Enhanced Size Dependent Cellular Uptake of Particles using Electroporation

Author: Lily C. Cutler, Department of Chemical and Biological Engineering

Contributor: Jordan A. Hoops, Department of Chemical and Biological Engineering

Mentor: Dr. Prasoon Diwakar, Department of Mechanical Engineering

Mentor: Dr. Timothy Brenza, Department of Chemical and Biological Engineering and Program of Biomedical Engineering

Lung cancer is the most common and fatal cancer in the world today. In 2018 alone, there were 2.1 million new cases of lung cancer worldwide. Despite advances in current treatment options, the five-year survival rate for these patients is still only 18%. New technologies are being explored to help combat lung cancer and raise the survival rate. One such technique is targeted drug delivery using polymeric micro- and nanoparticles. These particles can lead to enhanced therapeutic efficacy, which can be improved through cellular internalization using electroporation. Electroporation utilizes electrical currents to increase the permeability of the cell membrane, potentially increasing particle internalization and enhancing treatment efficacy. The goal of this work was to determine the particle size limit for enhanced uptake with the use of electroporation in human lung cancer cells.

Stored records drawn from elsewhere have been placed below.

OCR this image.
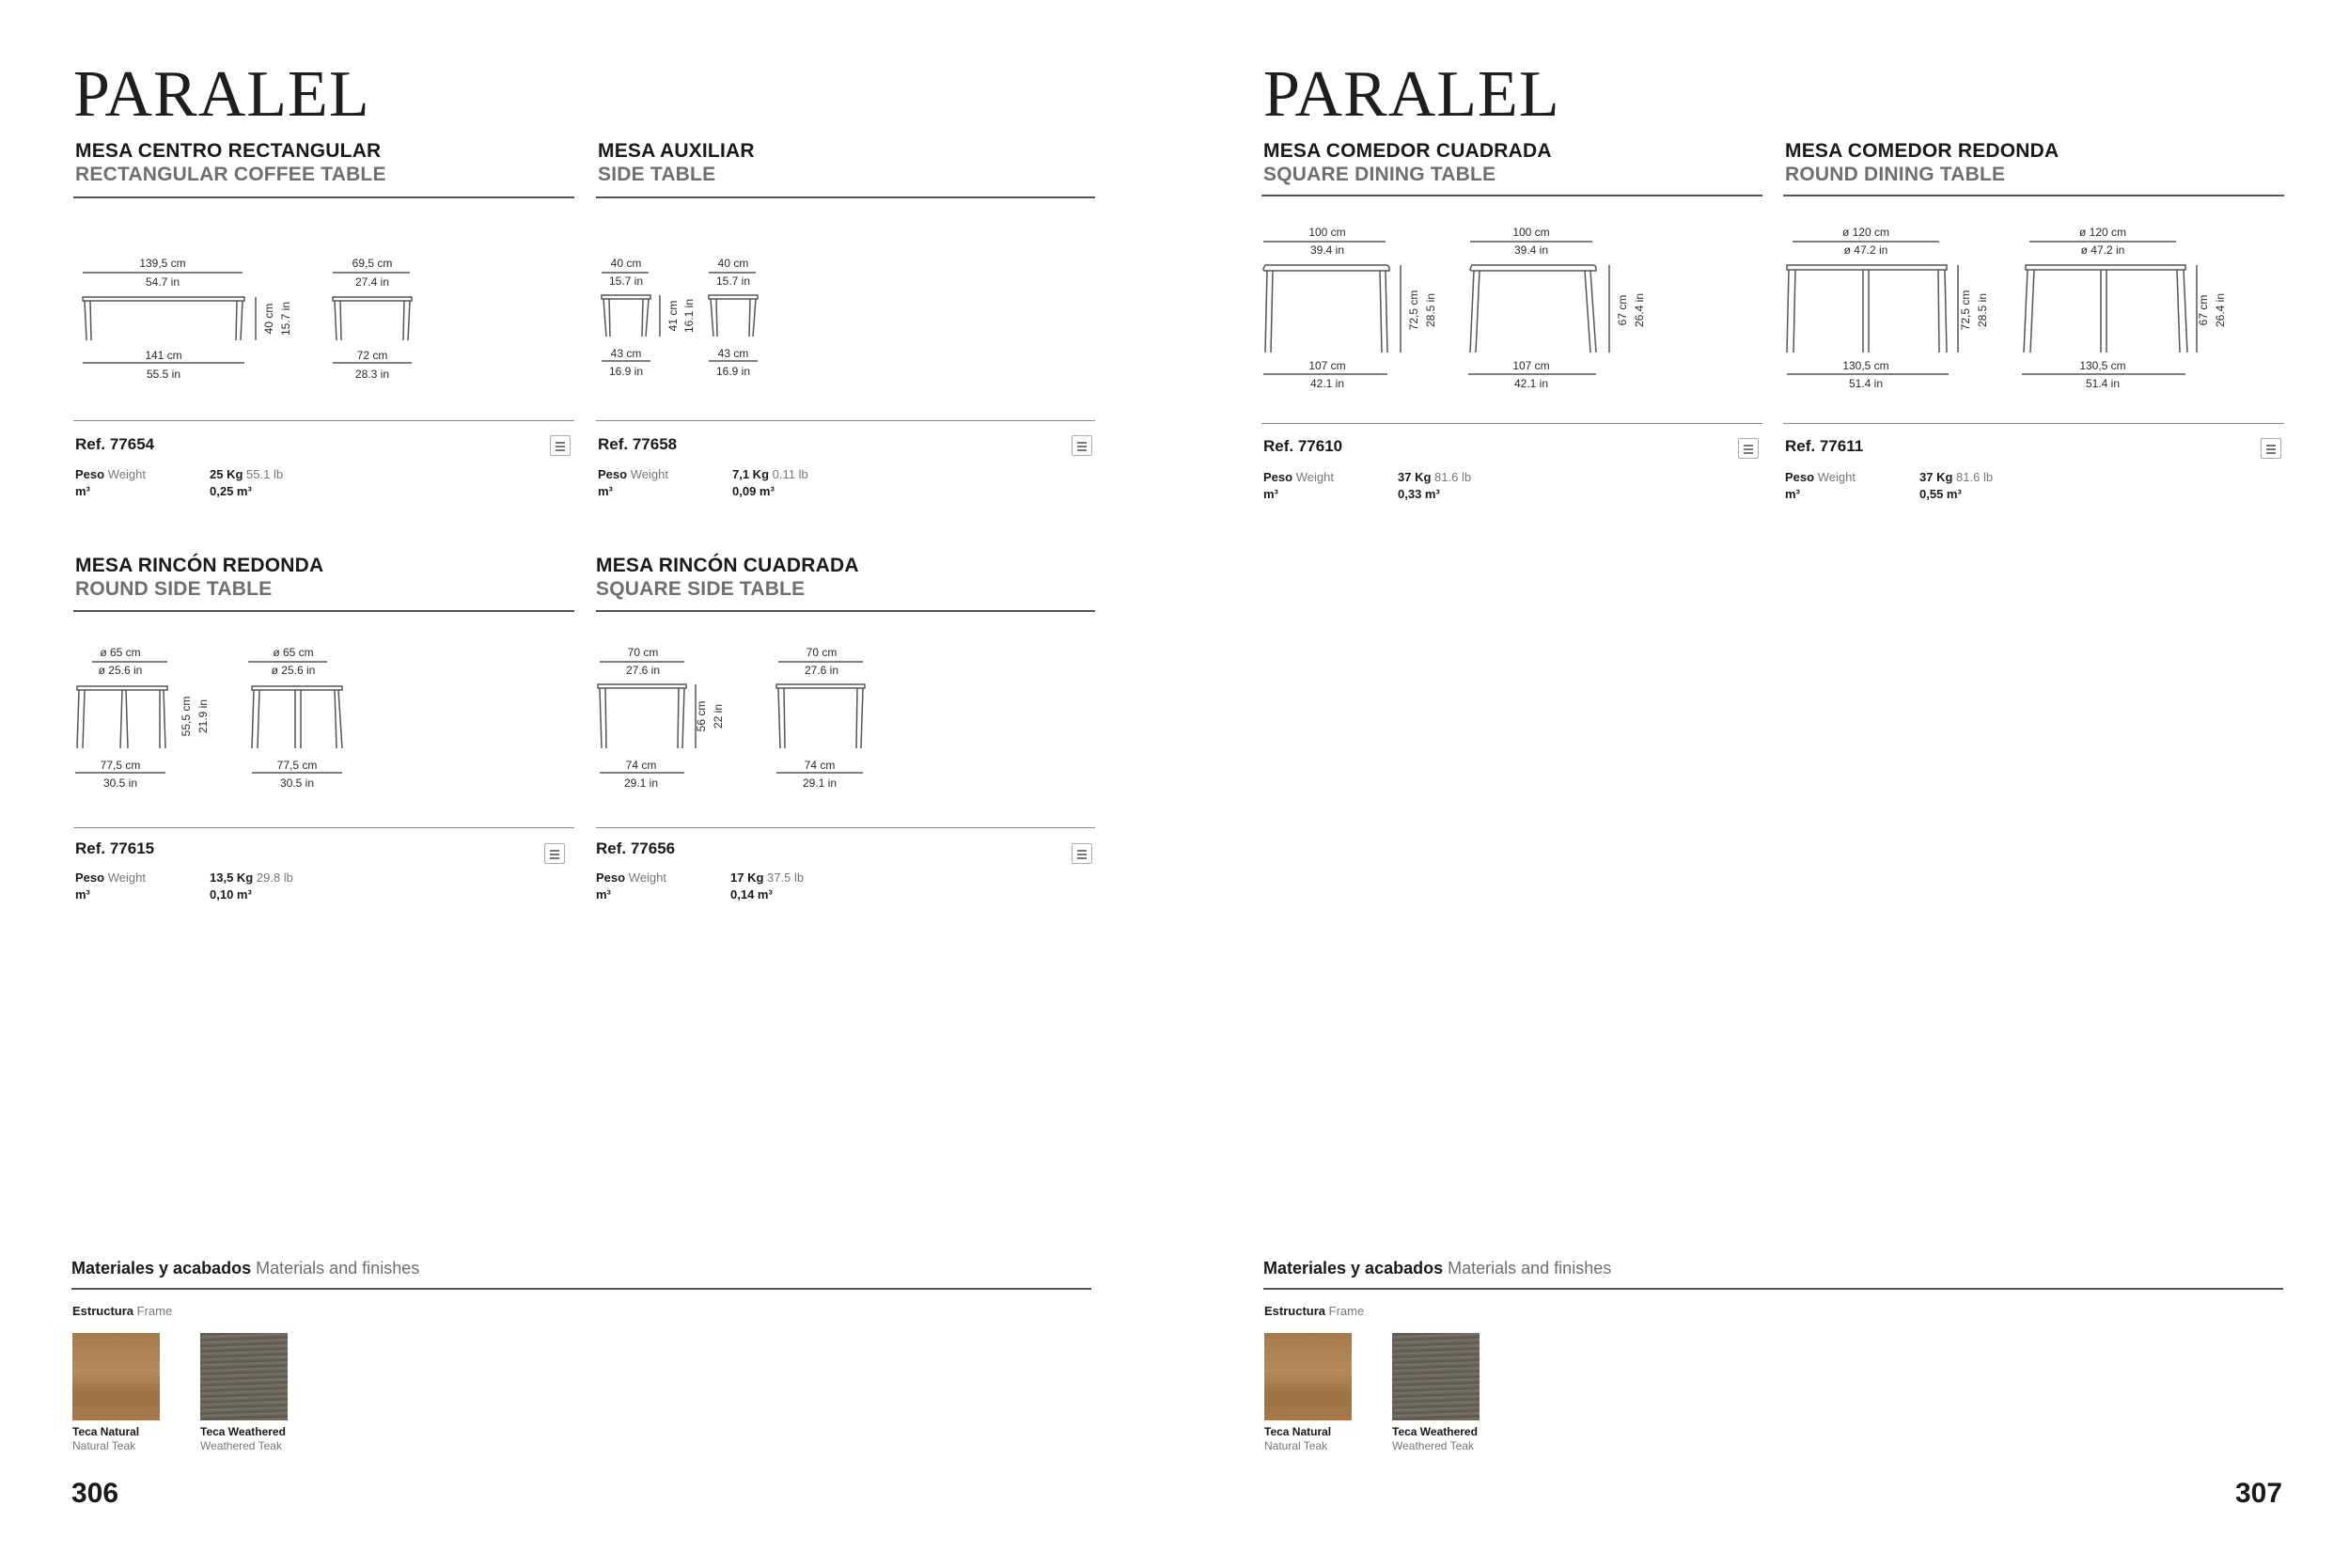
PARALEL
MESA CENTRO RECTANGULAR
RECTANGULAR COFFEE TABLE
139,5 cm
54.7 in
69,5 cm
27.4 in
40 cm 15.7 in
141 cm
55.5 in
72 cm
28.3 in
Ref. 77654
Peso Weight	25 Kg 55.1 lb
m³	0,25 m³
MESA AUXILIAR
SIDE TABLE
40 cm
15.7 in
40 cm
15.7 in
41 cm 16.1 in
43 cm
16.9 in
43 cm
16.9 in
Ref. 77658
Peso Weight	7,1 Kg 0.11 lb
m³	0,09 m³
MESA RINCÓN REDONDA
ROUND SIDE TABLE
ø 65 cm
ø 25.6 in
ø 65 cm
ø 25.6 in
55,5 cm 21.9 in
77,5 cm
30.5 in
77,5 cm
30.5 in
Ref. 77615
Peso Weight	13,5 Kg 29.8 lb
m³	0,10 m³
MESA RINCÓN CUADRADA
SQUARE SIDE TABLE
70 cm
27.6 in
70 cm
27.6 in
56 cm 22 in
74 cm
29.1 in
74 cm
29.1 in
Ref. 77656
Peso Weight	17 Kg 37.5 lb
m³	0,14 m³
Materiales y acabados Materials and finishes
Estructura Frame
Teca Natural
Natural Teak
Teca Weathered
Weathered Teak
306
PARALEL
MESA COMEDOR CUADRADA
SQUARE DINING TABLE
100 cm
39.4 in
100 cm
39.4 in
72,5 cm 28.5 in	67 cm 26.4 in
107 cm
42.1 in
107 cm
42.1 in
Ref. 77610
Peso Weight	37 Kg 81.6 lb
m³	0,33 m³
MESA COMEDOR REDONDA
ROUND DINING TABLE
ø 120 cm
ø 47.2 in
ø 120 cm
ø 47.2 in
72,5 cm 28.5 in	67 cm 26.4 in
130,5 cm
51.4 in
130,5 cm
51.4 in
Ref. 77611
Peso Weight	37 Kg 81.6 lb
m³	0,55 m³
Materiales y acabados Materials and finishes
Estructura Frame
Teca Natural
Natural Teak
Teca Weathered
Weathered Teak
307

The human epithelial lung cancer cell line, A549, was utilized in this experiment. Electroporation treatment of these cells was performed and followed by exposure to commercial fluorescently labelled polystyrene particles of sizes 0.2, 0.5, 1.0, and 2.0 micrometers. Cellular uptake was quantified using a combination of fluorescent and confocal microscopy. The knowledge gained through these experiments will be utilized in the design of drug loaded novel biodegradable polymeric particles for the treatment of lung cancer with electroporation.